High intensity interval training (HIIT) sessions can be hugely beneficial to driving your cardio fitness to the next level, especially if you are able to fit them in before work or during your lunch-break. Instead of sticking to traditional machines like the treadmill, try something that is specifically designed to improve cardio fitness, such as the Versaclimber, which offers a full body workout.

The fact that cardio exercise helps to shift excess body fat is another reason why tennis players such as Murray and Kyle Edmund dedicate so much time to it. A 30-minute Versaclimber session, for example, can burn as many as 800 calories, making it a highly efficient means of tuning performance.

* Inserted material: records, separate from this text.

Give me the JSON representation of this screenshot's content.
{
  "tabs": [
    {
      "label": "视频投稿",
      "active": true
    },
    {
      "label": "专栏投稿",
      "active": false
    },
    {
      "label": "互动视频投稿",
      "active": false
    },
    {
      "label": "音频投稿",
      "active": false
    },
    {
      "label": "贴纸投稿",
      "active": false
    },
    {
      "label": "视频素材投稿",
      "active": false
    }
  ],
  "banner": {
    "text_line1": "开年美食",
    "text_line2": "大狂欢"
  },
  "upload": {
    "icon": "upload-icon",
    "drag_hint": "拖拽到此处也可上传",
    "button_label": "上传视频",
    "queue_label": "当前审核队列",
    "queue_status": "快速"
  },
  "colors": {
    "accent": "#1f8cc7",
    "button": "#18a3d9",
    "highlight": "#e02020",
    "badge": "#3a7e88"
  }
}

For tennis players, the impact of on-court training and match play can have a significant strain on joints so it’s important that low impact elements of training are incorporated whenever possible. During the tennis season, try incorporating this 30-minute Versaclimber session into your cardio training:

  • Warm up: Spend 10 minutes warming up, building a steady rhythm.
  • Interval sprint climbing: Alternate 15 seconds of power climbing, speed climbing and lower limb climbing as many times as possible, with an active recovery climb in between each one – you should aim to reach approximately 80 per cent maximum heart rate (MHR). During recovery, you should reduce the pace so you reach 60 per cent of your MHR. Repeat this circuit for 15 minutes.
  • Cool Down: Ease off the pace for the final five minutes of your session, bringing your heart rate down slowly to its resting rate.

It is always worth speaking to your doctor and a qualified trainer or coach before embarking on a new fitness regime or training programme.